(there was a comment about animating to camera)
Yeah, absolutely, cameras can be a pain. Often times I do a duplicate when there is one with camera shake and have no shake in it (you don't want to have smooth arcs while the camera is shaking, so don't check spacing on a shaky cam). And for traveling cameras I check perspective mode.
Yeah, the jump is floaty, you could try 50% faster. In quicktime I changed the playback speed to 1.5 and it felt better.
You also still have that turn pop, from x149 to x150. Looking at the image, I tracked the spacing of his left jaw side line, starting around x146. The red lines show you where the jump is from x149 to 150. #1 (green) is frame 148, #2 is x149, as you can see the spacing is pretty small, and it was small a few frames before. But then to #3 you suddenly have a big spacing gab. With such a big head a quick one frame move like that sticks out.

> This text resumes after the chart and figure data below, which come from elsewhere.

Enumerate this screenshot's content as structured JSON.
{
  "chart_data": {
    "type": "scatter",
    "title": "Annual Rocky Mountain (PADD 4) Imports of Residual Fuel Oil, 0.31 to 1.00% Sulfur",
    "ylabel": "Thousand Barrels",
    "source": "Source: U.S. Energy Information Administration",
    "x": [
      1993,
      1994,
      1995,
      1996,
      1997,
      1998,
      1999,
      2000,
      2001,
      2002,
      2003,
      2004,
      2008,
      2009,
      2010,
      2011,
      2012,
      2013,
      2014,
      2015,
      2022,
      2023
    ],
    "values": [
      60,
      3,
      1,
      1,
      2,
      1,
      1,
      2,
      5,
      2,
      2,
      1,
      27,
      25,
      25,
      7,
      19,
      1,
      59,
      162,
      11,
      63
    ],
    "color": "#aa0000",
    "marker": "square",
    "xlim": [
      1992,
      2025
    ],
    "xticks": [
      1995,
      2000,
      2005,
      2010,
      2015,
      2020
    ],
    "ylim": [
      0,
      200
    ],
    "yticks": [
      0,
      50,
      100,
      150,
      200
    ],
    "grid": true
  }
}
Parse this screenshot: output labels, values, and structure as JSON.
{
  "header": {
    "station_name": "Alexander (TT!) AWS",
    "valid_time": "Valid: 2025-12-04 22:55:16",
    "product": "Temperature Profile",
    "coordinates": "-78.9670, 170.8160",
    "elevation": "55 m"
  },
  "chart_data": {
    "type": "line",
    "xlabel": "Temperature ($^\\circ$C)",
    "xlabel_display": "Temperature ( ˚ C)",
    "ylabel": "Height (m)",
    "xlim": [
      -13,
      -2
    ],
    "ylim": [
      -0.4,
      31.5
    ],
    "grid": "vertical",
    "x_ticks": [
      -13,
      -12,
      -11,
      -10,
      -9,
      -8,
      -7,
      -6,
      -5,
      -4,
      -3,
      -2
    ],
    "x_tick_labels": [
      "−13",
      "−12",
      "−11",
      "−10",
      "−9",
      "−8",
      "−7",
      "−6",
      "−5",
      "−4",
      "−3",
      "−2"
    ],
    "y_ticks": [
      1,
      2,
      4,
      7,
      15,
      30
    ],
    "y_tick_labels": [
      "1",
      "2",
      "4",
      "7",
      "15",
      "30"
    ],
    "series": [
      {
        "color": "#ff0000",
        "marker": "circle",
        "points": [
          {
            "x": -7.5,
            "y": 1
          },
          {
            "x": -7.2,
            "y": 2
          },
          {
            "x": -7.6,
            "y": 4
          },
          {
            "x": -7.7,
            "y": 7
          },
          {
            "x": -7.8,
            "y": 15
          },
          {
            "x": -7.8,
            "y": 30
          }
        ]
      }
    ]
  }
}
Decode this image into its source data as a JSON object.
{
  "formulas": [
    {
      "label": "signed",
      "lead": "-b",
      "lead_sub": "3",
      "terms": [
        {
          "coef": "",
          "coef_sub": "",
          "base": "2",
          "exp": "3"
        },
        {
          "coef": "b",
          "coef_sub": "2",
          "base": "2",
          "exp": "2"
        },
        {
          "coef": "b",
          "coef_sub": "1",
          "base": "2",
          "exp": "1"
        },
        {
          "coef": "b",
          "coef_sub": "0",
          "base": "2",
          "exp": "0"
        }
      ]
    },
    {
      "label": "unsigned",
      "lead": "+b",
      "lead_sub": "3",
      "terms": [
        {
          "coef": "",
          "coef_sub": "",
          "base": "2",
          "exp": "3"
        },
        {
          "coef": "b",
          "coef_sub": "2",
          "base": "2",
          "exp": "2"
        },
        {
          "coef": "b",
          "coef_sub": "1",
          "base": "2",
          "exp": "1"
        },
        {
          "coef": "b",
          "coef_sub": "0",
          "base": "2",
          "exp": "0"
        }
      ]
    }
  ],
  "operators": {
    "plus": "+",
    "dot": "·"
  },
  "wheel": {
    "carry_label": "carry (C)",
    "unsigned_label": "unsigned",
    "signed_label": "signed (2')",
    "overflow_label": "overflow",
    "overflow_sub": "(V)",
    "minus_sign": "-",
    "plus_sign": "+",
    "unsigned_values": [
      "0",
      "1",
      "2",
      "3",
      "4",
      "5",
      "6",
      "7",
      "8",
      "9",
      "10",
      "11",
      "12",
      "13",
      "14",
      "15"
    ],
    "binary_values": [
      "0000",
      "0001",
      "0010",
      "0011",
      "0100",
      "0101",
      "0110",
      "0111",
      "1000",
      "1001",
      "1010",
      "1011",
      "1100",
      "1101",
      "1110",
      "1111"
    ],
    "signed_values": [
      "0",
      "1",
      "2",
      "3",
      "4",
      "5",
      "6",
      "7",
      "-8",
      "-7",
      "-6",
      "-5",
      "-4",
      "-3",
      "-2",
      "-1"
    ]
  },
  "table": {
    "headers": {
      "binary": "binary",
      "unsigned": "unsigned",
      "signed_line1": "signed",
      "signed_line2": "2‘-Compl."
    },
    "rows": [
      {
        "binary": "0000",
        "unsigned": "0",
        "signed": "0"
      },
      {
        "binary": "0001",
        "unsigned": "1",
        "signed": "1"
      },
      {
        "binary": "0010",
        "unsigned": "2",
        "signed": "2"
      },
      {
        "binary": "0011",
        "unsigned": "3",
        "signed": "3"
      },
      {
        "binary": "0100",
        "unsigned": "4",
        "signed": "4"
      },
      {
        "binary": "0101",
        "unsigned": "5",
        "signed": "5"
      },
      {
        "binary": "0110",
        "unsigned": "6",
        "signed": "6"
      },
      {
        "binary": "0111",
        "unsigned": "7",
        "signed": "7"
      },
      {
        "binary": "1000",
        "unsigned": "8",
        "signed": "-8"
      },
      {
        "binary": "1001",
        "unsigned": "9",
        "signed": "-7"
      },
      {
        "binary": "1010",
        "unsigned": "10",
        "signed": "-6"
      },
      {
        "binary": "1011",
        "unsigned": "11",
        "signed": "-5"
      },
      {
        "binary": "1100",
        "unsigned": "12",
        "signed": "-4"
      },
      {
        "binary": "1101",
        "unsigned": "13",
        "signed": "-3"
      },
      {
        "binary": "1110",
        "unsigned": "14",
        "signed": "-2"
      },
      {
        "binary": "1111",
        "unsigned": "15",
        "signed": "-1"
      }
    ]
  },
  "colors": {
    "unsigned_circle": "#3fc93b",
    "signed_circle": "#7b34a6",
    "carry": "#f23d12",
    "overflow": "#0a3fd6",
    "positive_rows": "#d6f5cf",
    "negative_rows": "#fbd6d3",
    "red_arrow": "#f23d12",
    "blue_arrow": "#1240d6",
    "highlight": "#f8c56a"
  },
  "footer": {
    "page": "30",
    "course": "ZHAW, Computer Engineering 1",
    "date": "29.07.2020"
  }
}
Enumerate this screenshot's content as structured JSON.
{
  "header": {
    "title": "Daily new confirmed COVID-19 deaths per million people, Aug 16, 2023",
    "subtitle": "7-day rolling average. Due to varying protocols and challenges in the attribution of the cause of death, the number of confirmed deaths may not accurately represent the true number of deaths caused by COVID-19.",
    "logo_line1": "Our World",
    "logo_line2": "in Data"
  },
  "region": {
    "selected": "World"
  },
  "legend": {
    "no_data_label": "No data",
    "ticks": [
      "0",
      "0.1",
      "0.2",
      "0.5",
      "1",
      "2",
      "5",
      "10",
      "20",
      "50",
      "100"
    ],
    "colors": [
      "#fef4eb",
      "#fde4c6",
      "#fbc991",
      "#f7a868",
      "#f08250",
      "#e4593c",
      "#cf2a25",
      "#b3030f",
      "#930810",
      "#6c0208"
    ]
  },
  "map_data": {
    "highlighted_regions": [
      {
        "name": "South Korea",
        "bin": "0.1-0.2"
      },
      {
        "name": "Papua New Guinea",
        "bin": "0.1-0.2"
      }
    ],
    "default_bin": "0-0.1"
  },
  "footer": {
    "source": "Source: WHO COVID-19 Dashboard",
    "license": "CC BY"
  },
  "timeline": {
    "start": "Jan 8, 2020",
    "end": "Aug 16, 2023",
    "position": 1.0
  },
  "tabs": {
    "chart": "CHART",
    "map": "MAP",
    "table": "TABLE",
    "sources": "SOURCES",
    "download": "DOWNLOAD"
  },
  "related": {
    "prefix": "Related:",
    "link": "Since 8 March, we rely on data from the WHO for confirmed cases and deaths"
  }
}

The charge is not too fast, but you need to consider the physics and mechanics of him charging. The charge starts at x239. His front left foot is on the ground for one frame. On x238 his right one was on the ground for two frames. During all that time the back legs were off the ground. Would an animal of this size be able to suddenly charge using only his front legs, or even only one? That just feels off. I would start the charge at x233, so that the animal is using the back legs to push off and the front legs afterwards to lunge forward to help with the momentum, like a human with his/her legs and arms for the swing. Then you transition into a faster run and it will feel more motivated by the actions of the animal.
Let me know if that doesn't make sense.